Menanggapi hal tersebut, anggota Komisi IV DPRD Samarinda, Damayanti meminta agar masyarakat Kota Samarinda harus tetap waspada dengan menerapkan protokol kesehatan (prokes) yang lebih ketat. Pasalnya, ia menilai prokes sudah menjadi budaya dalam hidup untuk berdampingan dengan Covid-19.

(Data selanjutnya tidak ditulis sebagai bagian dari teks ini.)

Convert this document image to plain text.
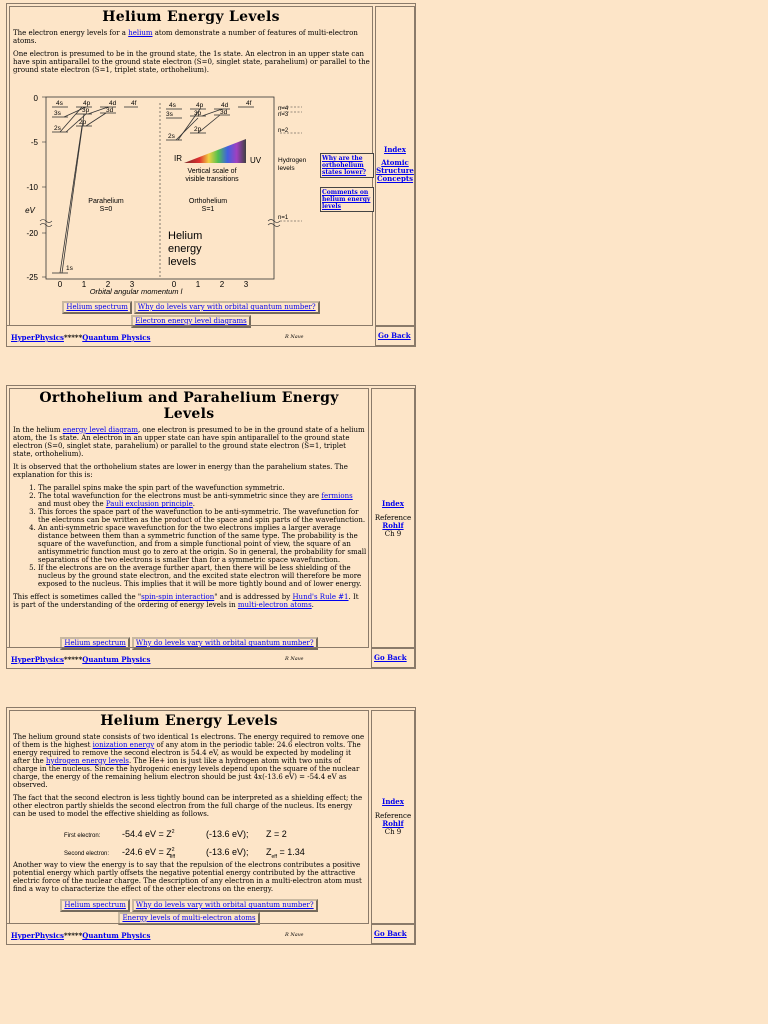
Helium Energy Levels

The electron energy levels for a helium atom demonstrate a number of features of multi-electron atoms.

One electron is presumed to be in the ground state, the 1s state. An electron in an upper state can have spin antiparallel to the ground state electron (S=0, singlet state, parahelium) or parallel to the ground state electron (S=1, triplet state, orthohelium).

0
-5
-10
-20
-25
eV
n=4
n=3
n=2
n=1
Hydrogen
levels
4s	4p	4d 4f
3s	3p	3d
2s
2p
1s
4s	4p	4d	4f
3s	3p	3d
2s
2p
IR	UV
Vertical scale of
visible transitions
Parahelium
S=0
Orthohelium
S=1
Helium
energy
levels
0 1 2 3	0 1 2 3
Orbital angular momentum l
Why are the orthohelium states lower?
Comments on helium energy levels
Helium spectrum Why do levels vary with orbital quantum number?
Electron energy level diagrams
Index
Atomic Structure Concepts
HyperPhysics*****Quantum Physics	R Nave	Go Back
Orthohelium and Parahelium Energy
Levels

In the helium energy level diagram, one electron is presumed to be in the ground state of a helium atom, the 1s state. An electron in an upper state can have spin antiparallel to the ground state electron (S=0, singlet state, parahelium) or parallel to the ground state electron (S=1, triplet state, orthohelium).

It is observed that the orthohelium states are lower in energy than the parahelium states. The explanation for this is:

1. The parallel spins make the spin part of the wavefunction symmetric.
2. The total wavefunction for the electrons must be anti-symmetric since they are fermions and must obey the Pauli exclusion principle.
3. This forces the space part of the wavefunction to be anti-symmetric. The wavefunction for the electrons can be written as the product of the space and spin parts of the wavefunction.
4. An anti-symmetric space wavefunction for the two electrons implies a larger average distance between them than a symmetric function of the same type. The probability is the square of the wavefunction, and from a simple functional point of view, the square of an antisymmetric function must go to zero at the origin. So in general, the probability for small separations of the two electrons is smaller than for a symmetric space wavefunction.
5. If the electrons are on the average further apart, then there will be less shielding of the nucleus by the ground state electron, and the excited state electron will therefore be more exposed to the nucleus. This implies that it will be more tightly bound and of lower energy.

This effect is sometimes called the "spin-spin interaction" and is addressed by Hund's Rule #1. It is part of the understanding of the ordering of energy levels in multi-electron atoms.

Helium spectrum Why do levels vary with orbital quantum number?
Index
Reference
Rohlf
Ch 9
HyperPhysics*****Quantum Physics	R Nave	Go Back
Helium Energy Levels

The helium ground state consists of two identical 1s electrons. The energy required to remove one of them is the highest ionization energy of any atom in the periodic table: 24.6 electron volts. The energy required to remove the second electron is 54.4 eV, as would be expected by modeling it after the hydrogen energy levels. The He+ ion is just like a hydrogen atom with two units of charge in the nucleus. Since the hydrogenic energy levels depend upon the square of the nuclear charge, the energy of the remaining helium electron should be just 4x(-13.6 eV) = -54.4 eV as observed.

The fact that the second electron is less tightly bound can be interpreted as a shielding effect; the other electron partly shields the second electron from the full charge of the nucleus. Its energy can be used to model the effective shielding as follows.

First electron: -54.4 eV = $Z^2$	(-13.6 eV); Z = 2
Second electron: -24.6 eV = $Z^2_{eff}$	(-13.6 eV); $Z_{eff} = 1.34$

Another way to view the energy is to say that the repulsion of the electrons contributes a positive potential energy which partly offsets the negative potential energy contributed by the attractive electric force of the nuclear charge. The description of any electron in a multi-electron atom must find a way to characterize the effect of the other electrons on the energy.

Helium spectrum Why do levels vary with orbital quantum number?
Energy levels of multi-electron atoms
Index
Reference
Rohlf
Ch 9
HyperPhysics*****Quantum Physics	R Nave	Go Back
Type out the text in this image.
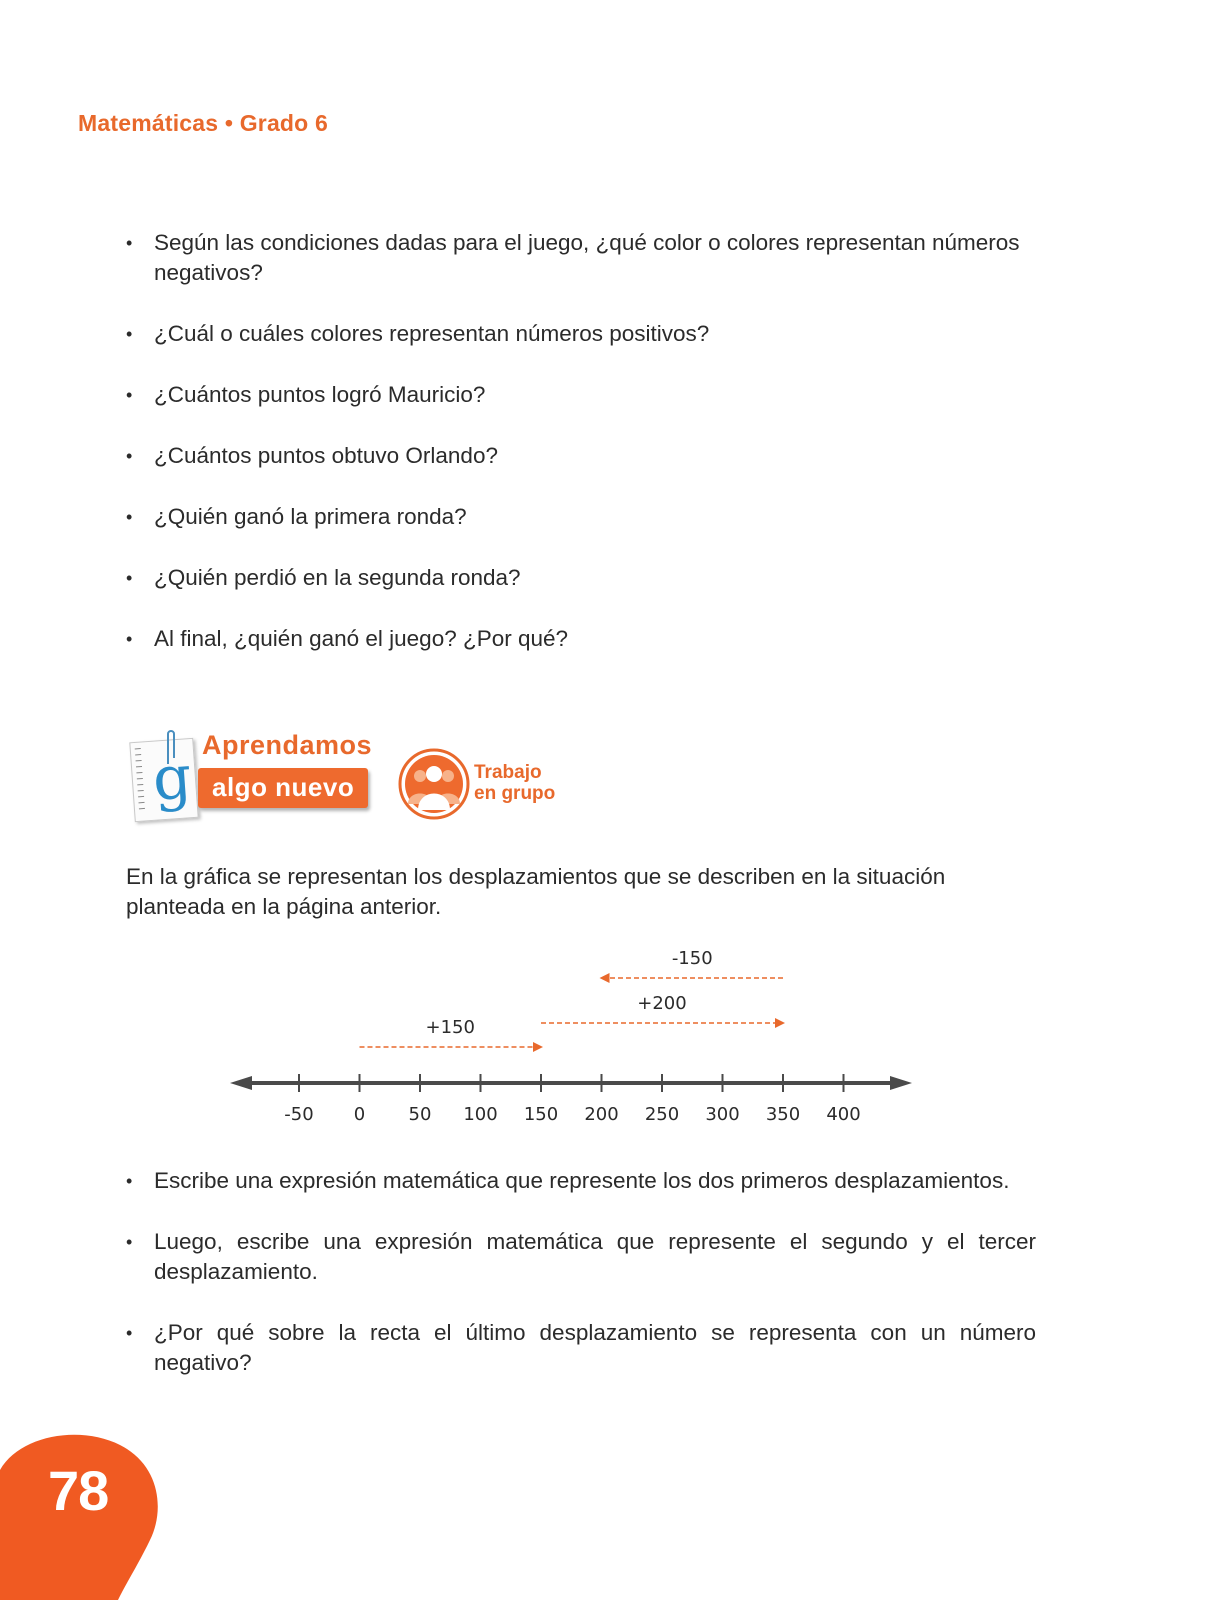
78
Matemáticas • Grado 6
• Según las condiciones dadas para el juego, ¿qué color o colores representan números negativos?
• ¿Cuál o cuáles colores representan números positivos?
• ¿Cuántos puntos logró Mauricio?
• ¿Cuántos puntos obtuvo Orlando?
• ¿Quién ganó la primera ronda?
• ¿Quién perdió en la segunda ronda?
• Al final, ¿quién ganó el juego? ¿Por qué?
g Aprendamos
algo nuevo	Trabajo
en grupo
En la gráfica se representan los desplazamientos que se describen en la situación planteada en la página anterior.
-50 0 50 100 150 200 250 300 350 400
+150
+200
-150
• Escribe una expresión matemática que represente los dos primeros desplazamientos.
• Luego, escribe una expresión matemática que represente el segundo y el tercer desplazamiento.
• ¿Por qué sobre la recta el último desplazamiento se representa con un número negativo?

“Ini harus menjadi kesepakatan bersama dan ujung tombak dari meningkat atau tidak virus Covid-19 adalah masyarakat sedangkan pemerintah tugasnya hanya menghimbau dan menegakkan peraturan,” ungkap Damayanti saat dihubungi, Jum’at (4/2/2022).
Terkait lonjakan varian omricon yang berdampak ke Pembelajaran Tatap Muka (PTM), Damayanti menjelaskan saat ini kota Samarinda masih berada di zona hijau dan PTM harus tetap dilaksanakan.
“Kerja Sama antara orang tua, masyarakat, sekolah, dan Pemerintah yang sangat penting. Anak-anak harus sering diingatkan pentingnya prokes, karena sudah di vaksin bukan berarti aman,” jelasnya.
“Apalagi mengingat Samarinda adalah kota yang letaknya ditengah-tengah, pasti memiliki potensi besar terhadap meningkatnya Covid-19,” sambungnya.
Politisi Partai Kebangkitan Bangsa (PKB) tersebut meminta agar pemerintah harus sigap dalam merespon perkembangan Covid-19 di Samarinda.
“Kalau memang dirasa mengkhawatirkan baiknya maka PTM di tinjau ulang untuk kebaikan bersama,” pungkasnya.